Pragmatic Philosophy

Pragmatic is a philosophical movement that sees most questions concerning knowledge, language, meaning, and belief as best viewed in terms of their practical uses and consequences rather than as abstract intellectual problems. Pragmatists typically regard language as a means of communicating with other people, and view human thought as a way of functioning, not as mirroring or describing reality.

Contemporary approaches to pragmatics vary widely in their philosophical orientation and methodology. Some, like Carston (2005), treat pragmatics as a discipline within philosophy; others, like Grice’s M-intention model, take a more linguistic and experimental approach. Still others, like the ‘contextualists’ (such as Bach and Harnish), treat pragmatics as part of the science of natural language processing, attempting to bridge the gap between classical semantics (treating propositional content as either ‘true’ or ‘false’) and intuitionistic semantics (dealing with illocutionary forces).

One key feature of pragmatism is that it treats language as an instrument for communication. Hence, the notion of communicative intention is central to pragmatics. This concept is the basis for the notion of the ‘implicit’ or ‘derivational’ meaning of an utterance, and of the ‘functional’ or ‘normative’ meaning of an utterance, which are both essential components of the theory of pragmatics.

Another important feature of pragmatism is the idea that human knowledge is partial. This is the core of pragmatist epistemology, which contrasts with traditional skepticism and scientific realism. It also provides the basis for a form of social epistemology that is characterized by a commitment to deliberative democracy and a pragmatist conception of education.

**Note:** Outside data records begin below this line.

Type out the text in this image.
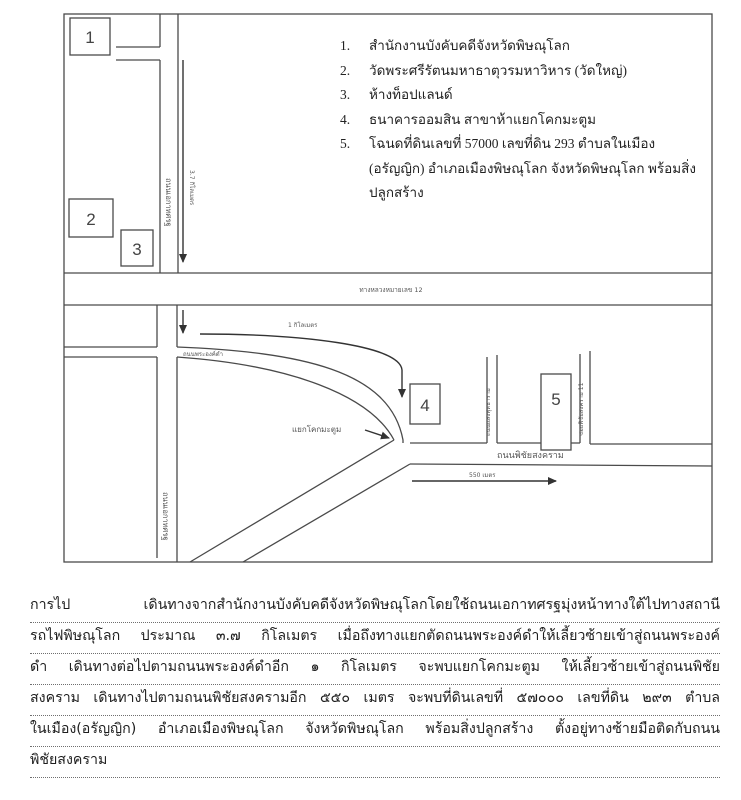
1
2
3
4	5
ถนนเอกาทศรฐ	3.7 กิโลเมตร
ทางหลวงหมายเลข 12
1 กิโลเมตร
ถนนพระองค์ดำ
ถนนเอกาทศรฐ
แยกโคกมะตูม	ถนนแสงพุทธาราม	ซอยพิชัยสงคราม 11
ถนนพิชัยสงคราม
550 เมตร
1.	สำนักงานบังคับคดีจังหวัดพิษณุโลก
2.	วัดพระศรีรัตนมหาธาตุวรมหาวิหาร (วัดใหญ่)
3.	ห้างท็อปแลนด์
4.	ธนาคารออมสิน สาขาห้าแยกโคกมะตูม
5.	โฉนดที่ดินเลขที่ 57000 เลขที่ดิน 293 ตำบลในเมือง
(อรัญญิก) อำเภอเมืองพิษณุโลก จังหวัดพิษณุโลก พร้อมสิ่ง
ปลูกสร้าง
การไป เดินทางจากสำนักงานบังคับคดีจังหวัดพิษณุโลกโดยใช้ถนนเอกาทศรฐมุ่งหน้าทางใต้ไปทางสถานี
รถไฟพิษณุโลก ประมาณ ๓.๗ กิโลเมตร เมื่อถึงทางแยกตัดถนนพระองค์ดำให้เลี้ยวซ้ายเข้าสู่ถนนพระองค์
ดำ เดินทางต่อไปตามถนนพระองค์ดำอีก ๑ กิโลเมตร จะพบแยกโคกมะตูม ให้เลี้ยวซ้ายเข้าสู่ถนนพิชัย
สงคราม เดินทางไปตามถนนพิชัยสงครามอีก ๕๕๐ เมตร จะพบที่ดินเลขที่ ๕๗๐๐๐ เลขที่ดิน ๒๙๓ ตำบล
ในเมือง(อรัญญิก) อำเภอเมืองพิษณุโลก จังหวัดพิษณุโลก พร้อมสิ่งปลูกสร้าง ตั้งอยู่ทางซ้ายมือติดกับถนน
พิชัยสงคราม
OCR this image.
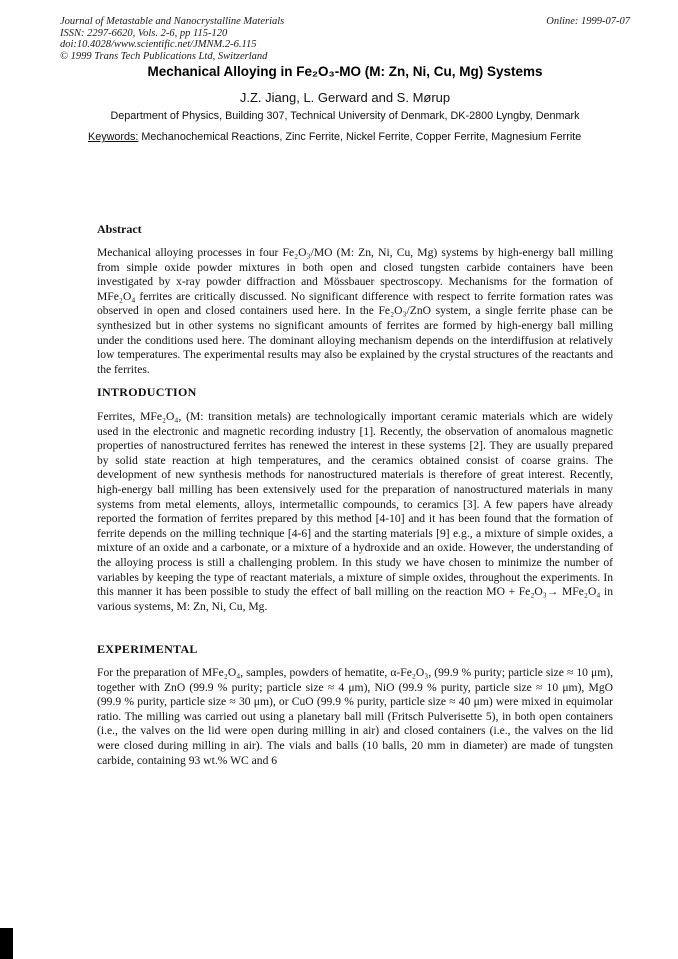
Journal of Metastable and Nanocrystalline Materials	Online: 1999-07-07
ISSN: 2297-6620, Vols. 2-6, pp 115-120
doi:10.4028/www.scientific.net/JMNM.2-6.115
© 1999 Trans Tech Publications Ltd, Switzerland
Mechanical Alloying in Fe₂O₃-MO (M: Zn, Ni, Cu, Mg) Systems
J.Z. Jiang, L. Gerward and S. Mørup
Department of Physics, Building 307, Technical University of Denmark, DK-2800 Lyngby, Denmark
Keywords: Mechanochemical Reactions, Zinc Ferrite, Nickel Ferrite, Copper Ferrite, Magnesium Ferrite
Abstract
Mechanical alloying processes in four Fe₂O₃/MO (M: Zn, Ni, Cu, Mg) systems by high-energy ball milling from simple oxide powder mixtures in both open and closed tungsten carbide containers have been investigated by x-ray powder diffraction and Mössbauer spectroscopy. Mechanisms for the formation of MFe₂O₄ ferrites are critically discussed. No significant difference with respect to ferrite formation rates was observed in open and closed containers used here. In the Fe₂O₃/ZnO system, a single ferrite phase can be synthesized but in other systems no significant amounts of ferrites are formed by high-energy ball milling under the conditions used here. The dominant alloying mechanism depends on the interdiffusion at relatively low temperatures. The experimental results may also be explained by the crystal structures of the reactants and the ferrites.
INTRODUCTION
Ferrites, MFe₂O₄, (M: transition metals) are technologically important ceramic materials which are widely used in the electronic and magnetic recording industry [1]. Recently, the observation of anomalous magnetic properties of nanostructured ferrites has renewed the interest in these systems [2]. They are usually prepared by solid state reaction at high temperatures, and the ceramics obtained consist of coarse grains. The development of new synthesis methods for nanostructured materials is therefore of great interest. Recently, high-energy ball milling has been extensively used for the preparation of nanostructured materials in many systems from metal elements, alloys, intermetallic compounds, to ceramics [3]. A few papers have already reported the formation of ferrites prepared by this method [4-10] and it has been found that the formation of ferrite depends on the milling technique [4-6] and the starting materials [9] e.g., a mixture of simple oxides, a mixture of an oxide and a carbonate, or a mixture of a hydroxide and an oxide. However, the understanding of the alloying process is still a challenging problem. In this study we have chosen to minimize the number of variables by keeping the type of reactant materials, a mixture of simple oxides, throughout the experiments. In this manner it has been possible to study the effect of ball milling on the reaction MO + Fe₂O₃→ MFe₂O₄ in various systems, M: Zn, Ni, Cu, Mg.
EXPERIMENTAL
For the preparation of MFe₂O₄, samples, powders of hematite, α-Fe₂O₃, (99.9 % purity; particle size ≈ 10 μm), together with ZnO (99.9 % purity; particle size ≈ 4 μm), NiO (99.9 % purity, particle size ≈ 10 μm), MgO (99.9 % purity, particle size ≈ 30 μm), or CuO (99.9 % purity, particle size ≈ 40 μm) were mixed in equimolar ratio. The milling was carried out using a planetary ball mill (Fritsch Pulverisette 5), in both open containers (i.e., the valves on the lid were open during milling in air) and closed containers (i.e., the valves on the lid were closed during milling in air). The vials and balls (10 balls, 20 mm in diameter) are made of tungsten carbide, containing 93 wt.% WC and 6
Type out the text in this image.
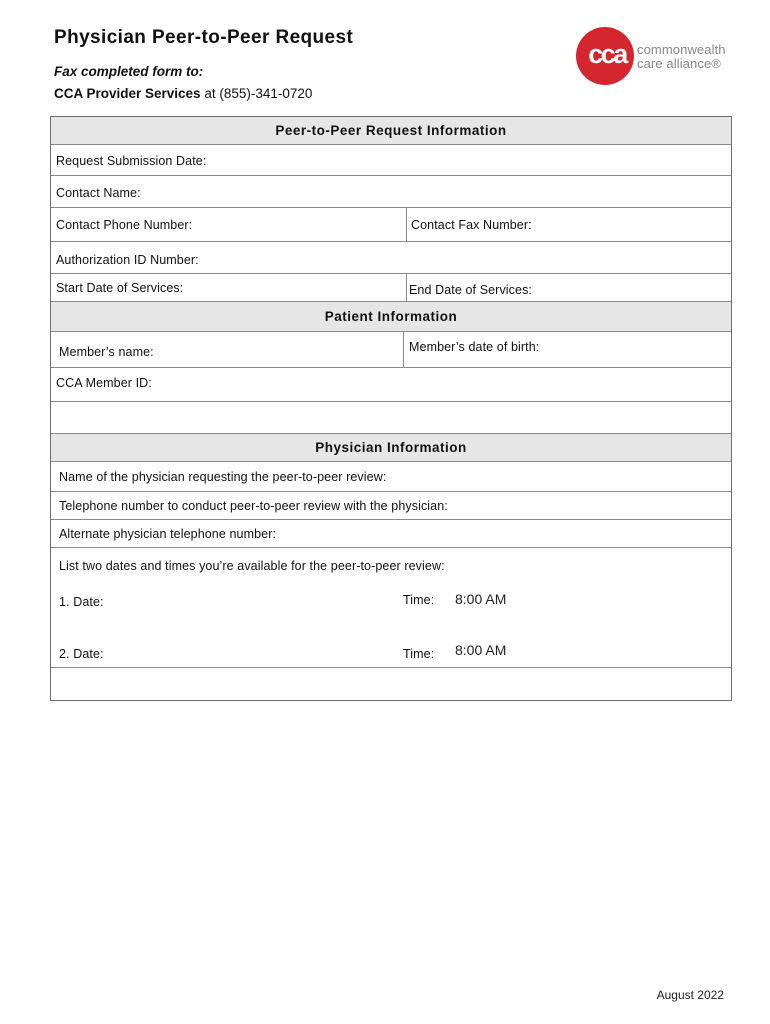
Physician Peer-to-Peer Request
Fax completed form to:
CCA Provider Services at (855)-341-0720
cca commonwealth
care alliance®
Peer-to-Peer Request Information
Request Submission Date:
Contact Name:
Contact Phone Number:	Contact Fax Number:
Authorization ID Number:
Start Date of Services:	End Date of Services:
Patient Information
Member’s name:	Member’s date of birth:
CCA Member ID:
Physician Information
Name of the physician requesting the peer-to-peer review:
Telephone number to conduct peer-to-peer review with the physician:
Alternate physician telephone number:
List two dates and times you’re available for the peer-to-peer review:
1. Date:	Time: 8:00 AM
2. Date:	Time: 8:00 AM
August 2022
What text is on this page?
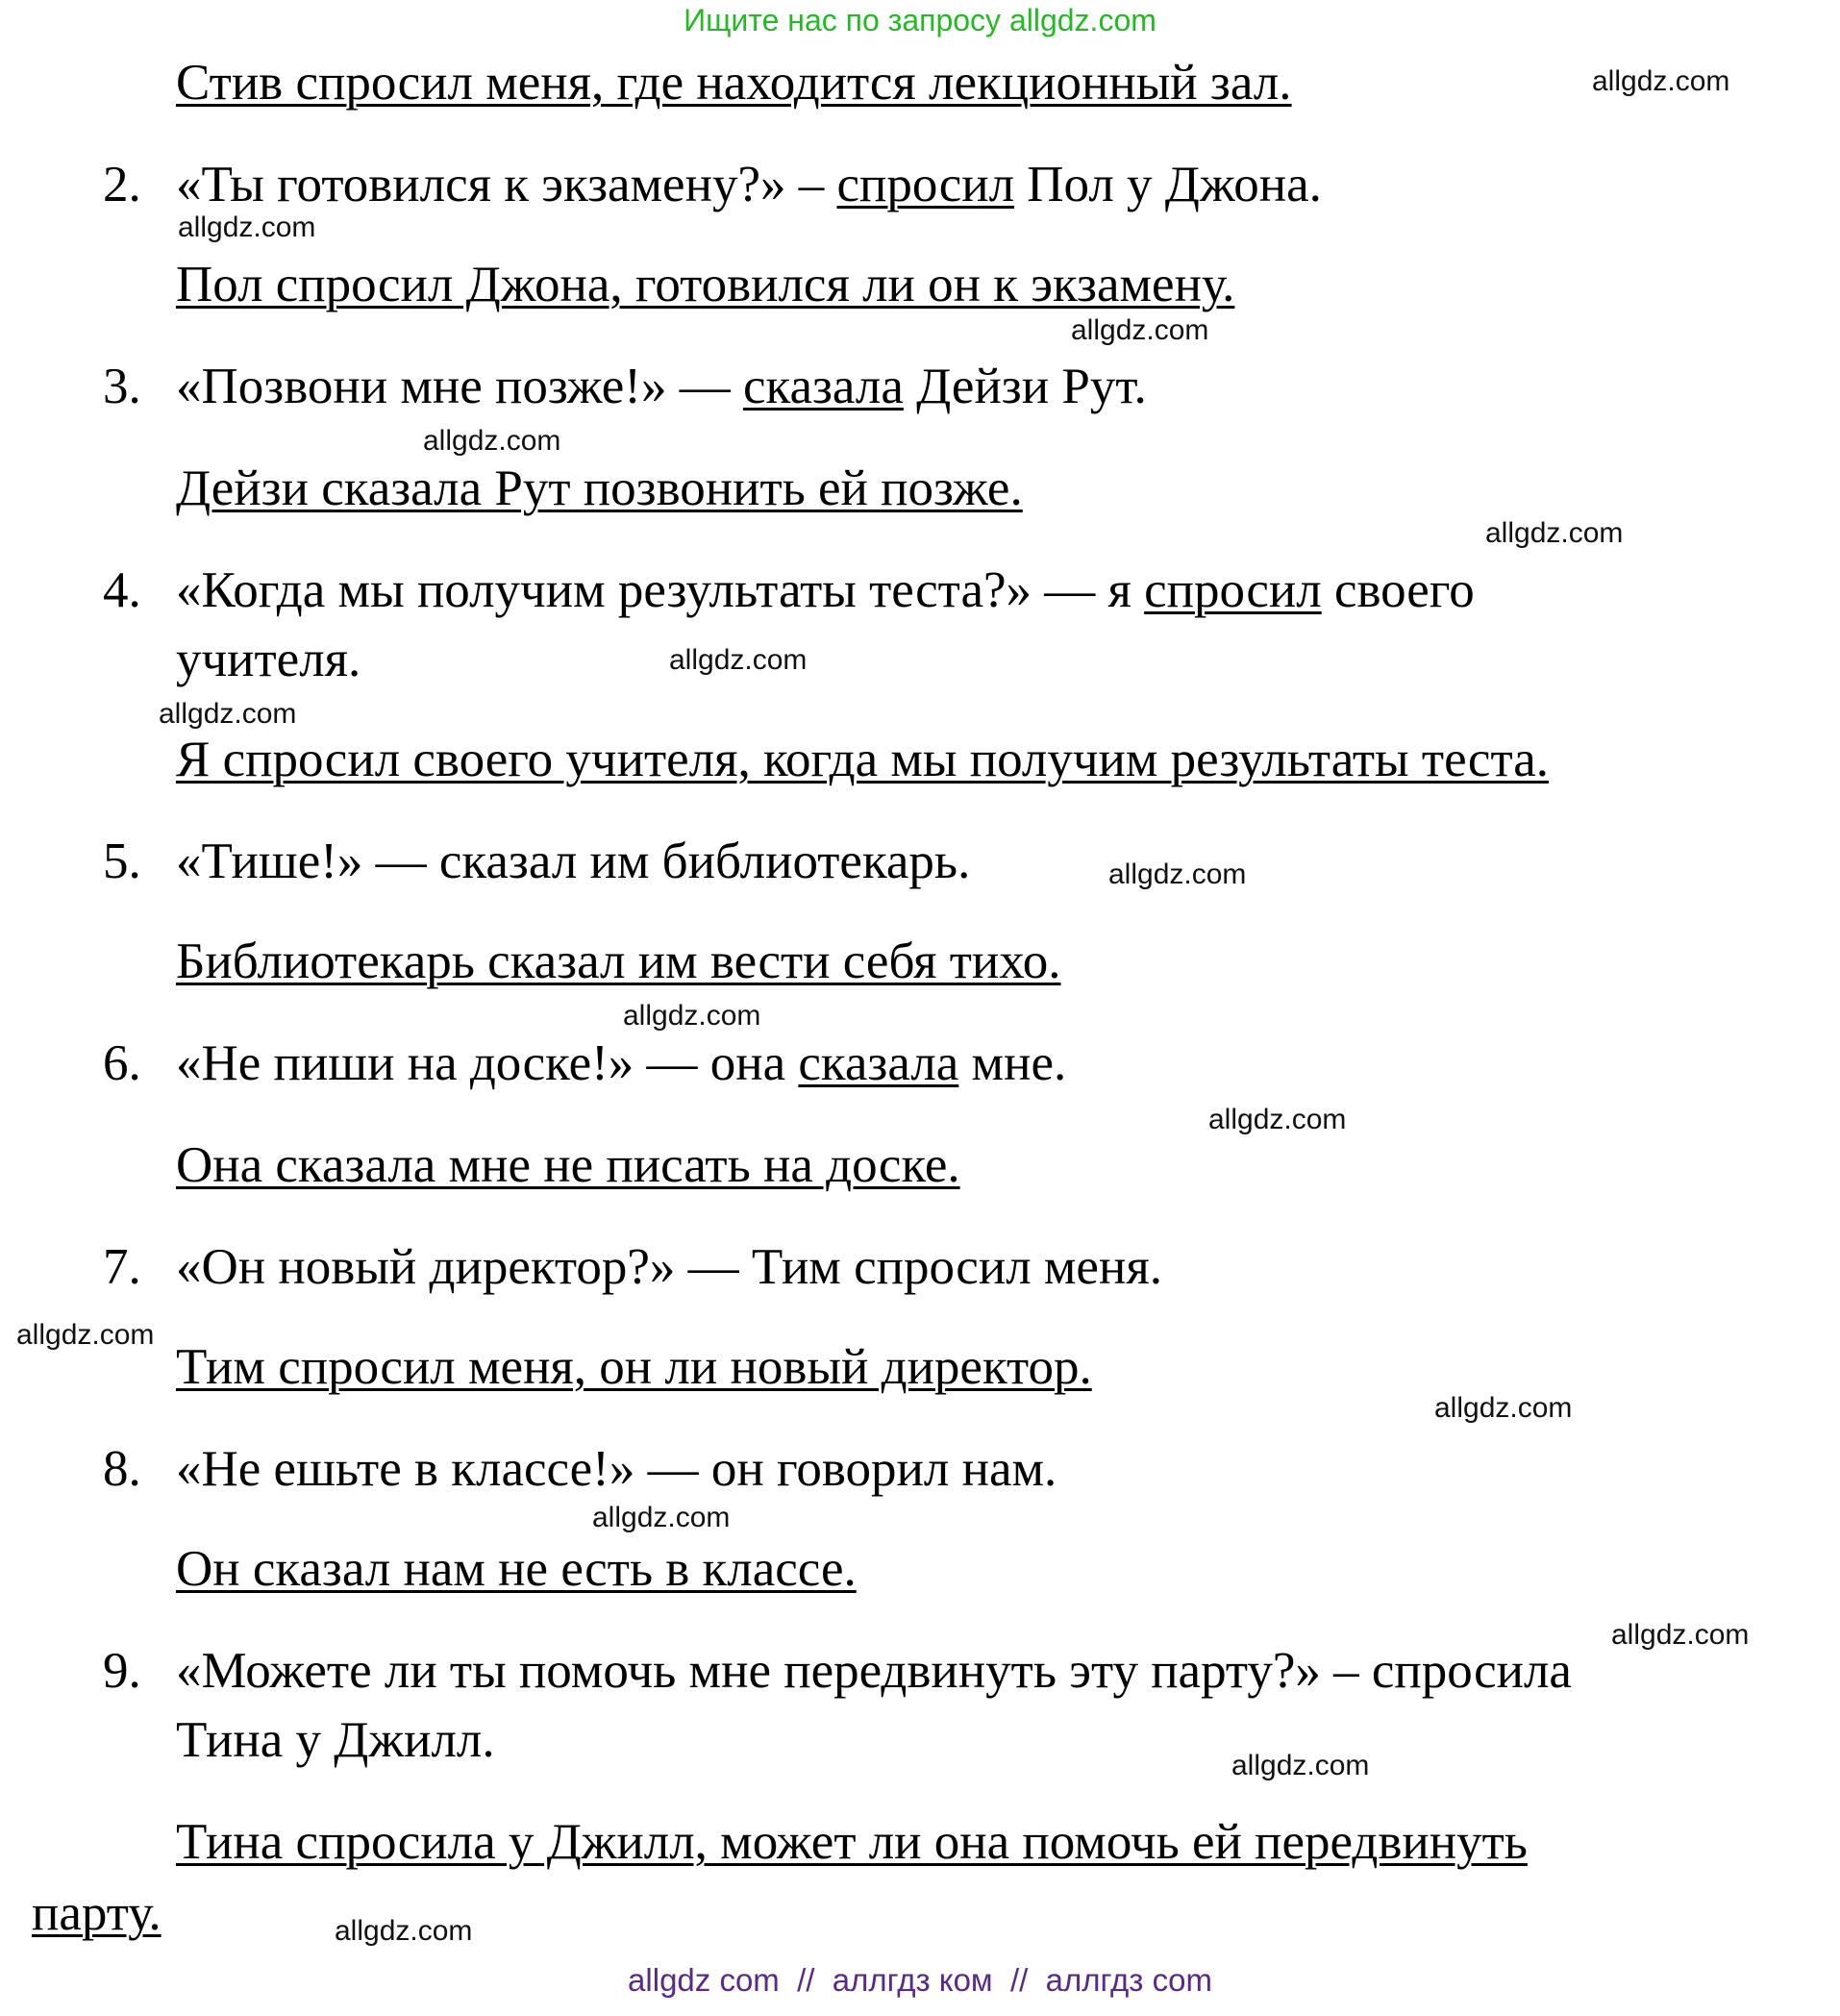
Ищите нас по запросу allgdz.com
Стив спросил меня, где находится лекционный зал.
2. «Ты готовился к экзамену?» – спросил Пол у Джона.
Пол спросил Джона, готовился ли он к экзамену.
3. «Позвони мне позже!» — сказала Дейзи Рут.
Дейзи сказала Рут позвонить ей позже.
4. «Когда мы получим результаты теста?» — я спросил своего
учителя.
Я спросил своего учителя, когда мы получим результаты теста.
5. «Тише!» — сказал им библиотекарь.
Библиотекарь сказал им вести себя тихо.
6. «Не пиши на доске!» — она сказала мне.
Она сказала мне не писать на доске.
7. «Он новый директор?» — Тим спросил меня.
Тим спросил меня, он ли новый директор.
8. «Не ешьте в классе!» — он говорил нам.
Он сказал нам не есть в классе.
9. «Можете ли ты помочь мне передвинуть эту парту?» – спросила
Тина у Джилл.
Тина спросила у Джилл, может ли она помочь ей передвинуть
парту.
allgdz.com
allgdz.com
allgdz.com
allgdz.com
allgdz.com
allgdz.com
allgdz.com
allgdz.com
allgdz.com
allgdz.com
allgdz.com
allgdz.com
allgdz.com
allgdz.com
allgdz.com
allgdz.com
allgdz com  //  аллгдз ком  //  аллгдз com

The philosopher John Dewey is often associated with pragmatism, and his ideas are applied in pragmatic ways in many disciplines, including education, art, and sociology. He developed a pragmatist approach to aesthetics, emphasizing that art is not just a product or an object of study, but also a way of being. He also advocated a pragmatist philosophy of religion, and influenced American pragmatism through his work in social epistemology.

Richard Rorty and other neopragmatists treat pragmatics as a central issue in the philosophy of language and of knowledge. They defend a variety of pragmatic forms of contextualism against the semantic varieties of context-dependence that are commonly defended by analytic philosophers, and they apply pragmatic concepts to a range of areas in continental philosophy, such as argumentation theory and informal logic. Moreover, they have developed a new branch of pragmatics that is called media philosophy. This new discipline deals with the use of language in the mass media, and it is influenced by the work of Dewey, James, Peirce, and others. In addition, neopragmatists apply a broad spectrum of empirical research to their analysis of pragmatics.